On a more practical note, Dr. Jang encouraged otolaryngologists to have a business plan that accounts for capital costs, disposables, and time, as well as a safety plan in case of complications. He also emphasized establishing a safe and effective anesthetic protocol, which can often be tailored to the procedure and the patient. “Anesthetic protocols can vary anywhere from topical anesthetic only, all the way to having an anesthesiologist administer general anesthesia in your office,” he said. “The protocol will depend on the patient, the doctor’s comfort level, and the extent of the procedure.”
“Educate yourself by attending courses, and speaking to and observing colleagues,” he added.

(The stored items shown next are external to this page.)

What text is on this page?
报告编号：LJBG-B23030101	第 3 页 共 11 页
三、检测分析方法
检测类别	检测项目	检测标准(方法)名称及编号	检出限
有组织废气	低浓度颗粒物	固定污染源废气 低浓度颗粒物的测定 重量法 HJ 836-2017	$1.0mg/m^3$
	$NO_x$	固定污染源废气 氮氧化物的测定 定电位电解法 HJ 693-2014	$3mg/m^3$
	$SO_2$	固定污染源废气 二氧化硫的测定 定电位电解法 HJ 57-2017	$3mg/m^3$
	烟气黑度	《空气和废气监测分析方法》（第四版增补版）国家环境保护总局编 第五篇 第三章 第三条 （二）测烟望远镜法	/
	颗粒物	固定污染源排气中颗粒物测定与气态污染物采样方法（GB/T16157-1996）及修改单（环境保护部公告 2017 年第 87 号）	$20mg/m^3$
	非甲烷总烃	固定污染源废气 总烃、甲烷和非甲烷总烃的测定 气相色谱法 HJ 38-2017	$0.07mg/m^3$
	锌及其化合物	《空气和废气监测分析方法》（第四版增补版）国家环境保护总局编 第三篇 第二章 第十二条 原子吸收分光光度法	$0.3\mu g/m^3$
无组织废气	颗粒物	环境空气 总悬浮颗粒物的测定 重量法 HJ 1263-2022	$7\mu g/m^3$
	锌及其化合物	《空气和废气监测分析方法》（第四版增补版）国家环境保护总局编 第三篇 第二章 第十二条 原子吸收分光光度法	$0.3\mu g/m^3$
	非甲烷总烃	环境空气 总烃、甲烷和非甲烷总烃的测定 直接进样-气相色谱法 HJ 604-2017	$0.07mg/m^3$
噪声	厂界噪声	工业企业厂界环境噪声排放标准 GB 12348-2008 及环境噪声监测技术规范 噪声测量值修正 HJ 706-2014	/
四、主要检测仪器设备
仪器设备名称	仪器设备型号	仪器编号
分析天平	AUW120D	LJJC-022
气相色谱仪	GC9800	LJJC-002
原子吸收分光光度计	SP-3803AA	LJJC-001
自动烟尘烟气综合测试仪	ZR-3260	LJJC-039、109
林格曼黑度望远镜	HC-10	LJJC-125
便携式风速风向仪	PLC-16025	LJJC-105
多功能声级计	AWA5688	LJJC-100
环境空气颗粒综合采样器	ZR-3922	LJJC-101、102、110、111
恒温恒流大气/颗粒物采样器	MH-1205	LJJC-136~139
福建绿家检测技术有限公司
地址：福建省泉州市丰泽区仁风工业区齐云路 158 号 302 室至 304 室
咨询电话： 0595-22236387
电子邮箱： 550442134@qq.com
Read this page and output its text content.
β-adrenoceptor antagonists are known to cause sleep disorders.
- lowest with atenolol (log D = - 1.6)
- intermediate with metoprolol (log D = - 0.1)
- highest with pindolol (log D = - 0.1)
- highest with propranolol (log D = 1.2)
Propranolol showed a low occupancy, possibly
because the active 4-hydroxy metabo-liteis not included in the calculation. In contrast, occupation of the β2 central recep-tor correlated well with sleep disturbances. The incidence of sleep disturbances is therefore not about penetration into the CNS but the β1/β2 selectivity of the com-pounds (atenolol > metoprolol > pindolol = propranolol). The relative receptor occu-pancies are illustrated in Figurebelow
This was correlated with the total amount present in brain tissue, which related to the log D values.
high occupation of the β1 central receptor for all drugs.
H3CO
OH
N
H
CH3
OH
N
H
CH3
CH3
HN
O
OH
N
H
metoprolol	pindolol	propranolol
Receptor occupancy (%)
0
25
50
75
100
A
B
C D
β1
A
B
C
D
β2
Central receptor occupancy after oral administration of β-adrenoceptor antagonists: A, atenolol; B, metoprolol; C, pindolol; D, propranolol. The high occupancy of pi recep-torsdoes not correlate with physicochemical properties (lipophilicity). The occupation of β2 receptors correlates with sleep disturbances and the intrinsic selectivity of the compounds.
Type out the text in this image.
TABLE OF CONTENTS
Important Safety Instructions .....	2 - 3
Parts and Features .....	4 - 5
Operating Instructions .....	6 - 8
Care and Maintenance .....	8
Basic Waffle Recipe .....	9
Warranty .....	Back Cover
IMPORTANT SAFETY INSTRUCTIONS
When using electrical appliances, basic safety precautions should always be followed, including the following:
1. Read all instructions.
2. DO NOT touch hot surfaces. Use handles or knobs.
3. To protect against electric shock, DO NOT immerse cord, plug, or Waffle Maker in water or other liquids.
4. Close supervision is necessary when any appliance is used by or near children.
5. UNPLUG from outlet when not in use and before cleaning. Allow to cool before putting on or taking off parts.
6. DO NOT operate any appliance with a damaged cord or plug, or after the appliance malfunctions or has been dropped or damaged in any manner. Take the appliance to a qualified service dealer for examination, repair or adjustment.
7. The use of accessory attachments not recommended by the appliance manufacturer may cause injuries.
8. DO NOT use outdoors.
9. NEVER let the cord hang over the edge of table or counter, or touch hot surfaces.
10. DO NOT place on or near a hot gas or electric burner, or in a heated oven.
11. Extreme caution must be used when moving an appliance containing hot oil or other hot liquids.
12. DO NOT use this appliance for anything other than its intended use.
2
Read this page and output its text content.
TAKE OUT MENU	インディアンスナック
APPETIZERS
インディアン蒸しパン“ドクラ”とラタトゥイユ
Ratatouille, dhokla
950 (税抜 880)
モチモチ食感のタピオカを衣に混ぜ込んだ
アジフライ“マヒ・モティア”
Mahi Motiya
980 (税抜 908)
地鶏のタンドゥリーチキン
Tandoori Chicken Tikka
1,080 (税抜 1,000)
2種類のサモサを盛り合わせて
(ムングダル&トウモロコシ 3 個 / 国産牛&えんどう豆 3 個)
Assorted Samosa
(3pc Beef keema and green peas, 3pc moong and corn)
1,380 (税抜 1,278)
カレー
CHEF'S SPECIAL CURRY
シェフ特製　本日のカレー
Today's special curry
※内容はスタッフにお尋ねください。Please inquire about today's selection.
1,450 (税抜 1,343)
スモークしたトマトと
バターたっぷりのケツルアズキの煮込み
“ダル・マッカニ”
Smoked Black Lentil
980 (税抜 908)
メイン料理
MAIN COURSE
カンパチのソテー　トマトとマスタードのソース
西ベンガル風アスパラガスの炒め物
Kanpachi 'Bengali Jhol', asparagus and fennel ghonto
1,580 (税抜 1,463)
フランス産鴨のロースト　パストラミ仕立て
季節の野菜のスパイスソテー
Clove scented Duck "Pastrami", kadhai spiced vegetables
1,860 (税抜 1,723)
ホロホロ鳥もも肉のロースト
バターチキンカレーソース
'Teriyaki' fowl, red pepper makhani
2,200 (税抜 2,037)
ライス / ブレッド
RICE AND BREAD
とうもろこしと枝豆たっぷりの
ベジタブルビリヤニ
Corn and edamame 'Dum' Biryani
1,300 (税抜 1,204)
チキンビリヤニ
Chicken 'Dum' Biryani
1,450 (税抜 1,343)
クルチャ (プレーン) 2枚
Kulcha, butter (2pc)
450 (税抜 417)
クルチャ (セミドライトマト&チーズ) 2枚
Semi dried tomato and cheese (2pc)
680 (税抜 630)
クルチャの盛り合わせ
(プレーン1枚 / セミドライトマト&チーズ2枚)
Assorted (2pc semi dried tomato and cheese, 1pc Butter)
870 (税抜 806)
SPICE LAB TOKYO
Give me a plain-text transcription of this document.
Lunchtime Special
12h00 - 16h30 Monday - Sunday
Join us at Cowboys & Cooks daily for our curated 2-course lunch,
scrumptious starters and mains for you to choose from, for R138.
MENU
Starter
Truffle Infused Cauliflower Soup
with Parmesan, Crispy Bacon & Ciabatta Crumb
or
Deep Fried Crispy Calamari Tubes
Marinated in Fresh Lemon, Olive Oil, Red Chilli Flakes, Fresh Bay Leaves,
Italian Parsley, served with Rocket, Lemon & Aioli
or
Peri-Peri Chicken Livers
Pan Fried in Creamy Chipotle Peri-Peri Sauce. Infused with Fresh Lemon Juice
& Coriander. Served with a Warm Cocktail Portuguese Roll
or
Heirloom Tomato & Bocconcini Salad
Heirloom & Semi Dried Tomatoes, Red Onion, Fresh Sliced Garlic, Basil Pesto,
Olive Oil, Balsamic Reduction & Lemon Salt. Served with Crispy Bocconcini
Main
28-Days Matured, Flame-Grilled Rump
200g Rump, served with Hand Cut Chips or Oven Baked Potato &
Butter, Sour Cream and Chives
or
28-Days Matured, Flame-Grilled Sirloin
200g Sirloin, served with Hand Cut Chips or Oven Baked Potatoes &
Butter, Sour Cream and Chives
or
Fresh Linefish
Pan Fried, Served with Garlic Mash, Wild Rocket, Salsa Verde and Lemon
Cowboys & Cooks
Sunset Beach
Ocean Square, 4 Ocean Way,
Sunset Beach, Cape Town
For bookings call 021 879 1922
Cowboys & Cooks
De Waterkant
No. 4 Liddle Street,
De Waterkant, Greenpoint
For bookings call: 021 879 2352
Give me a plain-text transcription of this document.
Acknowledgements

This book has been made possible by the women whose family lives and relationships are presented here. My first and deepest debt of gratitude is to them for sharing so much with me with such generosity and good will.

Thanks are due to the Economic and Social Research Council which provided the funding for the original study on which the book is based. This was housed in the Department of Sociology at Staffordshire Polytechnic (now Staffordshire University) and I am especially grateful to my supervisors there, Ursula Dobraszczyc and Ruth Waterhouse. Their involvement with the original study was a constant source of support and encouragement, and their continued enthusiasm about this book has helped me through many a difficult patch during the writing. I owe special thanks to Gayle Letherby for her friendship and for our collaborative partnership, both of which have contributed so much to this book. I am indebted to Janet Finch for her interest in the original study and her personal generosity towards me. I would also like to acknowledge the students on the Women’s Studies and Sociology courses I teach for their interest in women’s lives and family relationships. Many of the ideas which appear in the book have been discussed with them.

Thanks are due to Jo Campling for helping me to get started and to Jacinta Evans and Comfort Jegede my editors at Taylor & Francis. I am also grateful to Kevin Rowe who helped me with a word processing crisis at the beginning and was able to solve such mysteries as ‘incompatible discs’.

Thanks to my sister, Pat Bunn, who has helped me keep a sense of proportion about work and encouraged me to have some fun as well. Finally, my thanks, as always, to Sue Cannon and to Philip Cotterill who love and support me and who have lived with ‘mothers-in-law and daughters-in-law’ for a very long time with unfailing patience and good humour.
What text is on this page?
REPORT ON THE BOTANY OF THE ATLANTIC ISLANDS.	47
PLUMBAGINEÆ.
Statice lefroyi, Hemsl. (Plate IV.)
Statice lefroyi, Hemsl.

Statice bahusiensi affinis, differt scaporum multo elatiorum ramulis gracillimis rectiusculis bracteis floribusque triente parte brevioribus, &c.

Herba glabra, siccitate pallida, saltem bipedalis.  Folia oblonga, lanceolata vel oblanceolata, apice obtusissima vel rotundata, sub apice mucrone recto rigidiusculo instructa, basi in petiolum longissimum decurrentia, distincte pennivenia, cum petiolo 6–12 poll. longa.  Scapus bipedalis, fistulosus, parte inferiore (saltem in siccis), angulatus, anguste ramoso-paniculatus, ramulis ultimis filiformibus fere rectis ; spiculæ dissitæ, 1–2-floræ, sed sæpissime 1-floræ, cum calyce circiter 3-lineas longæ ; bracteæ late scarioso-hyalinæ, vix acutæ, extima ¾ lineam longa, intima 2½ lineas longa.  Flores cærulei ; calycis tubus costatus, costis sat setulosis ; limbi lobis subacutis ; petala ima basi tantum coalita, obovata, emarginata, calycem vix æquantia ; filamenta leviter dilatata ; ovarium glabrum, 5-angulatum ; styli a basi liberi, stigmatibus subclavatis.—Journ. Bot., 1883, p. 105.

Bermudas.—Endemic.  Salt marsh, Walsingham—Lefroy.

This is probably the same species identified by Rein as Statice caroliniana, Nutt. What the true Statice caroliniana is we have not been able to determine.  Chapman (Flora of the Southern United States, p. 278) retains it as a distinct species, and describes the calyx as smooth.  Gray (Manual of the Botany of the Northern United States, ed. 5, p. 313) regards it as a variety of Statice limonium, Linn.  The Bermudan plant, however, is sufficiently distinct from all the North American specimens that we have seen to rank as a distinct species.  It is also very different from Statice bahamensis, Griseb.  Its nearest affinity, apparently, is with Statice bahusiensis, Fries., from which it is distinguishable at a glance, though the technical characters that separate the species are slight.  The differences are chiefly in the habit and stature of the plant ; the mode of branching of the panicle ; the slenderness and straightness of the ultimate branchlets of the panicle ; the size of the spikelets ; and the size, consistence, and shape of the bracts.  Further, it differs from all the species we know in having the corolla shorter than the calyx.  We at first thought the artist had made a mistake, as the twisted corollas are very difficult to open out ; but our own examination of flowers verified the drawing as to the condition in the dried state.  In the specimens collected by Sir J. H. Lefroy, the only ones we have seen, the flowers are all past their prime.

The Future of In-Office Procedures
All the surgeons agreed that in-office rhinology procedures will continue to grow over the next decade, both because of technological advances and the shifting economics of healthcare. “I think there is plenty of interest in this,” Dr. McCoul said. “We’ll see treatments that can be applied in-office, such as the application of a dissolvable apparatus that may have a medicine on it, such as an antibacterial agent, which may provide a benefit to people with sinus and nasal problems.”
He also noted that there is less incentive to do procedures in the operating room if they can be done in the office setting, given the economics of healthcare in the U.S. and worldwide.
Dr. Jang thinks in-office procedures will become more common as payers realize this approach is more cost-friendly, but he emphasized that outcomes for office procedures and new technologies need to be carefully assessed.
Dr. Yao agrees that more in-office procedures will be done in the future as people become increasingly familiar with them and as technology improves. He thinks the big battle will be reimbursement from insurance companies. “The challenge is the associated cost that comes with new technologies, and, in general, insurance coverage lags behind the development of new devices/materials,” he said. “Therefore, one will also have to be fiscally responsible.” Simply put, “having insurance coverage helps deliver care to a wider patient base,” he said.
Mary Beth Nierengarten is a freelance medical writer based in Minnesota.